Measurements for rope splicing occur in fid lengths, which is 21 times the diameter of the rope. Tubular fids can be very useful when splicing hollow core rope or double braid rigging rope. The tapered nose of the fid allows the rope to be pushed through without snagging fibers. It is crucial to properly size the fid with the diameter of rope being spliced.

A fid pusher may be helpful when splicing double braid rope to get the fid out without losing the tapered end of
the rope. A fid pusher is also generally sized with the rope being spliced.

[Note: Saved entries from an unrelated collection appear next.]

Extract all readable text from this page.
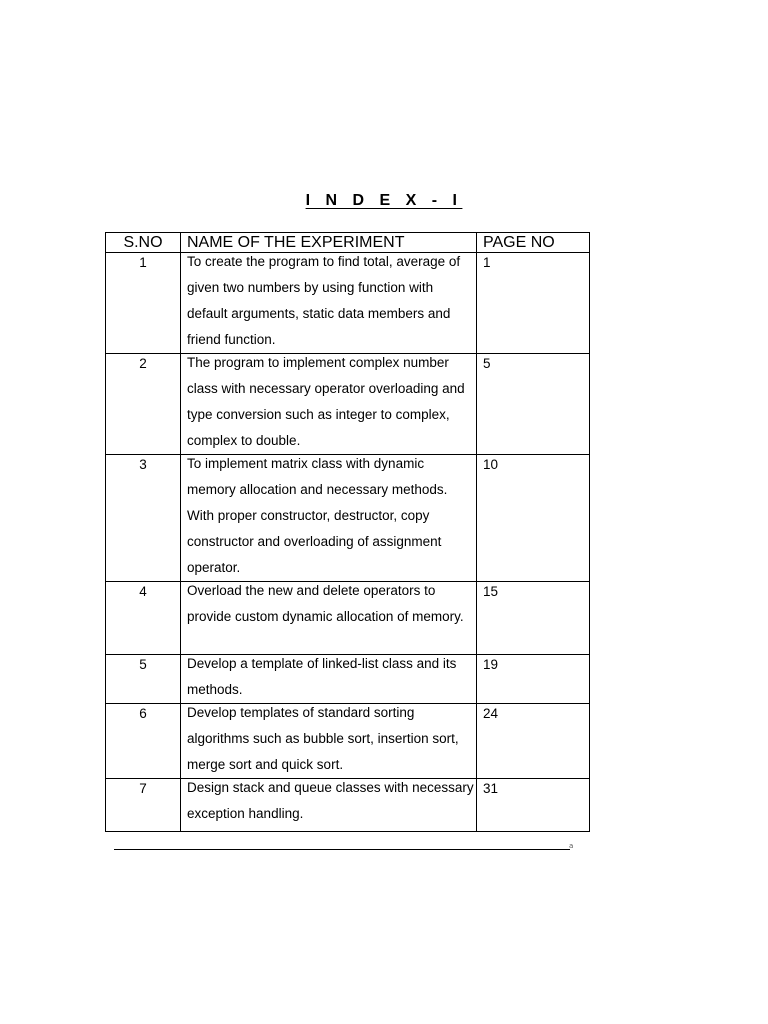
I N D E X - I
S.NO	NAME OF THE EXPERIMENT	PAGE NO
1	To create the program to find total, average of given two numbers by using function with default arguments, static data members and friend function.	1
2	The program to implement complex number class with necessary operator overloading and type conversion such as integer to complex, complex to double.	5
3	To implement matrix class with dynamic memory allocation and necessary methods. With proper constructor, destructor, copy constructor and overloading of assignment operator.	10
4	Overload the new and delete operators to provide custom dynamic allocation of memory.	15
5	Develop a template of linked-list class and its methods.	19
6	Develop templates of standard sorting algorithms such as bubble sort, insertion sort, merge sort and quick sort.	24
7	Design stack and queue classes with necessary exception handling.	31
a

Fids and fid pushers are typically specified as being required tools by manufacturers to splice their cordage. Many ropes can be spliced by using tubular fids and pushers. 12 strand and double braid rigging ropes are easily spliced by using fids and pushers.


Swedish Fids

Swedish fids are very useful for splicing 3 strand rope such as New England Multiline or Samson Promaster. Our splicers use Swedish fids for Brummel and locking Brummel splices on 12 strand hollow core rope necessary for whoopie slings and eyes on dead eye rigging slings. Using Swedish fids eliminates the need for removing and re-taping the tubular fid to opposing ends of the rope, overall making the splicing process smoother. The Swedish fid is useful for any rope being spliced with a tuck splice or brummel.


Toss Splicing Wand

The Toss splicing wand is a useful tool frequently used by professional splicers. The wand has a smooth nose that allows you to easily pass through the cover without snagging inside fibers. The snare makes it easy to pull the core through the cover, or the tapered cover through itself when splicing 16 strand rope. The 42” long arborist wand is especially useful when splicing 16 strand climbing lines.




Scratch Awl or Marlin Spike

 The scratch awl and/or Marlin spike are very useful tools for splicing. These tools are great for pulling the tight fibers on small diameter double braid ropes, and for extracting the core on climbing and rigging lines. The marlin spike has a tapered nose, which makes it easier to avoid snagging fibers unintentionally. It also works well for separating the jacket on double braid ropes.